The announcement came after a pair of New Zealanders wrote an open letter to Lorde asking her to reconsider her decision to perform in Tel Aviv.

The letter, published last week on TheSpinOff.co.nz, was penned by Justine Sachs, who is Jewish, and Nadia Abu-Shanab, who is Palestinian.

“Today, millions of people stand opposed to the Israeli government’s policies of oppression, ethnic cleansing, human rights violations, occupation and apartheid,” the letter said. “As part of this struggle, we believe that an economic, intellectual and artistic boycott is an effective way of speaking out against these crimes.
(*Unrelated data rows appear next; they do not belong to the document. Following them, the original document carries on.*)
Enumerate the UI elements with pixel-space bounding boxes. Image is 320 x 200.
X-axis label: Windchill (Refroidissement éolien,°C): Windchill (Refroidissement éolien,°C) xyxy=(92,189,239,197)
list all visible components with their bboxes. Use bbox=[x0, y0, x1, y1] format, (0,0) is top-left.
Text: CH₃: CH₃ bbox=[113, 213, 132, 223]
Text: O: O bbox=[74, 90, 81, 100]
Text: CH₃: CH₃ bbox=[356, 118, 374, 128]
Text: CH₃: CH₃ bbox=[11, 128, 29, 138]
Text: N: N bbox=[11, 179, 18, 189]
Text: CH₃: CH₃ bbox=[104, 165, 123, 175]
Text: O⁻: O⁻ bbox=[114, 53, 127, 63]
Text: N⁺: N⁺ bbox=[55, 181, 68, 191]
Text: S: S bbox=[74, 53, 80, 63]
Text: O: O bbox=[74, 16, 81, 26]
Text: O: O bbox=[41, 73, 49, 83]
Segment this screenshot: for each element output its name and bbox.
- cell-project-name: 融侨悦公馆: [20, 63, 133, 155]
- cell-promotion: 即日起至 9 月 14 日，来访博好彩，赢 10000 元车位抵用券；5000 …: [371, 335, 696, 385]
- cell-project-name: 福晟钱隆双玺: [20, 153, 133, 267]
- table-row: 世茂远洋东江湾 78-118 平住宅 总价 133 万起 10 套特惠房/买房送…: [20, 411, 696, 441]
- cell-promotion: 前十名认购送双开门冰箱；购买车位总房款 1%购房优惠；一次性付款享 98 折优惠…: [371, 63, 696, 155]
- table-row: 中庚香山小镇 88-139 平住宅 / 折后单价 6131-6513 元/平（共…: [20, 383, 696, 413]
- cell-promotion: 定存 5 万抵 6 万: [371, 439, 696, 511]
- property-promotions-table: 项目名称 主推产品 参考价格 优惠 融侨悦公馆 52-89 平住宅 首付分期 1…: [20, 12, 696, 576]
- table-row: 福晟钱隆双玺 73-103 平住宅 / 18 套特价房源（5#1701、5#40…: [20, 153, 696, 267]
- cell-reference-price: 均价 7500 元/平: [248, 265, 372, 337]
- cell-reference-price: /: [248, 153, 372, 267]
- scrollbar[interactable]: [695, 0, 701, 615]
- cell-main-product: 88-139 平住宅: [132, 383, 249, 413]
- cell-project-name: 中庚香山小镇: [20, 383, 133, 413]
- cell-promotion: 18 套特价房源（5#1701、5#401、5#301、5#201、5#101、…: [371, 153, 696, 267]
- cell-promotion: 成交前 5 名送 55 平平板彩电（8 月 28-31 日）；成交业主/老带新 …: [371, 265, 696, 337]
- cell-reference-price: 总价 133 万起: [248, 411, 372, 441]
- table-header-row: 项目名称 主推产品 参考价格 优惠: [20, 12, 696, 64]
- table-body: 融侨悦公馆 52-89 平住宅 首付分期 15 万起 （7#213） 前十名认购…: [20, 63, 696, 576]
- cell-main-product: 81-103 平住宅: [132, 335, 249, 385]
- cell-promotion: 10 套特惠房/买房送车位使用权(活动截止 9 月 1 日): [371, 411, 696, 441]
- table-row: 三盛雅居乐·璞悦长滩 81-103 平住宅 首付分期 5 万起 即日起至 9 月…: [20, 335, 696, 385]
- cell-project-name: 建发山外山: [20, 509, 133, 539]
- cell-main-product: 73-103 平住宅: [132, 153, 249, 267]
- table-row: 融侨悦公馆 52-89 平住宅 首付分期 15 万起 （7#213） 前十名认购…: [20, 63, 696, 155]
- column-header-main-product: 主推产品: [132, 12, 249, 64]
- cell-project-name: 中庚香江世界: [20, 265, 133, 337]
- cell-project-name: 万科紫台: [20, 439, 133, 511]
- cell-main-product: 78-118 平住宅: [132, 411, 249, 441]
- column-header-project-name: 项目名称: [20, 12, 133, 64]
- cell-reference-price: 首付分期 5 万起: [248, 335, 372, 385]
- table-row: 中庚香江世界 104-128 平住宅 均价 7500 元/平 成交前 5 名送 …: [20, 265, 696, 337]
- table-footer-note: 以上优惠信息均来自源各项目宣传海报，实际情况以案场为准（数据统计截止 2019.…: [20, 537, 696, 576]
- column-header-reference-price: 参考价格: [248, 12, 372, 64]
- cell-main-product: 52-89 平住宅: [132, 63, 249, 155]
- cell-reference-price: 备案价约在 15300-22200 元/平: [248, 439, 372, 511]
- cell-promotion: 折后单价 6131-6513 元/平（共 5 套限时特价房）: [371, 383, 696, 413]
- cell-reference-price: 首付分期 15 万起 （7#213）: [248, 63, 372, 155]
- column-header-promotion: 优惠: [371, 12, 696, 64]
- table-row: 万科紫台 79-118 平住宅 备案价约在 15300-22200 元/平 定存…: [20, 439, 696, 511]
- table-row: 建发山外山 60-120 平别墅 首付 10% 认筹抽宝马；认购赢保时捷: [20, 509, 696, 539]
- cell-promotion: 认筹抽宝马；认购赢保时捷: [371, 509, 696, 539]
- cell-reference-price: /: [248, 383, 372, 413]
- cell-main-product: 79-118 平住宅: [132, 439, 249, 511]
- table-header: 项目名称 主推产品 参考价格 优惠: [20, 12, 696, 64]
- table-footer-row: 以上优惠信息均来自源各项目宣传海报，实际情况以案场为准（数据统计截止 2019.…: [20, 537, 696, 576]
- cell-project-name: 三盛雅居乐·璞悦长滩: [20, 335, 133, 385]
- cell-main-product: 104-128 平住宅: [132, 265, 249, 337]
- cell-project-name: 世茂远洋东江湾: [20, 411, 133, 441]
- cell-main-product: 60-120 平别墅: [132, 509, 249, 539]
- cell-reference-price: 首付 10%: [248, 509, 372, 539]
This worked very effectively against apartheid in South Africa, and we hope it can work again.”

The pair urged Lorde to “act in the spirit of progressive New Zealanders who came before you and continue their legacy,” by canceling her show.

Lorde acknowledged the letter last week in a tweet and said she was "considering all options."

Some fans praised Lorde’s decision, while others decried it. Miri Regev, Israel's culture minister, urged Lorde to rethink the cancellation.

“Lorde, I’m hoping you can be a ‘pure heroine’ like the title of your first album,” Miri Regev said in a statement obtained by The Guardian. “To be a heroine of pure culture, free from any foreign – and ridiculous – political considerations.”

Lorde was not the first performer pressured to cancel a planned appearance in Israel by pro-Palestinian activists. According to the country’s Ynetnews, Elvis Costello and Sonic Youth frontman Thurston Moore have canceled shows in Israel amid criticism. Rock band Radiohead was also urged to cancel a show last summer in Tel Aviv but went through with the performance after corresponding with critics, Ynetnews reported.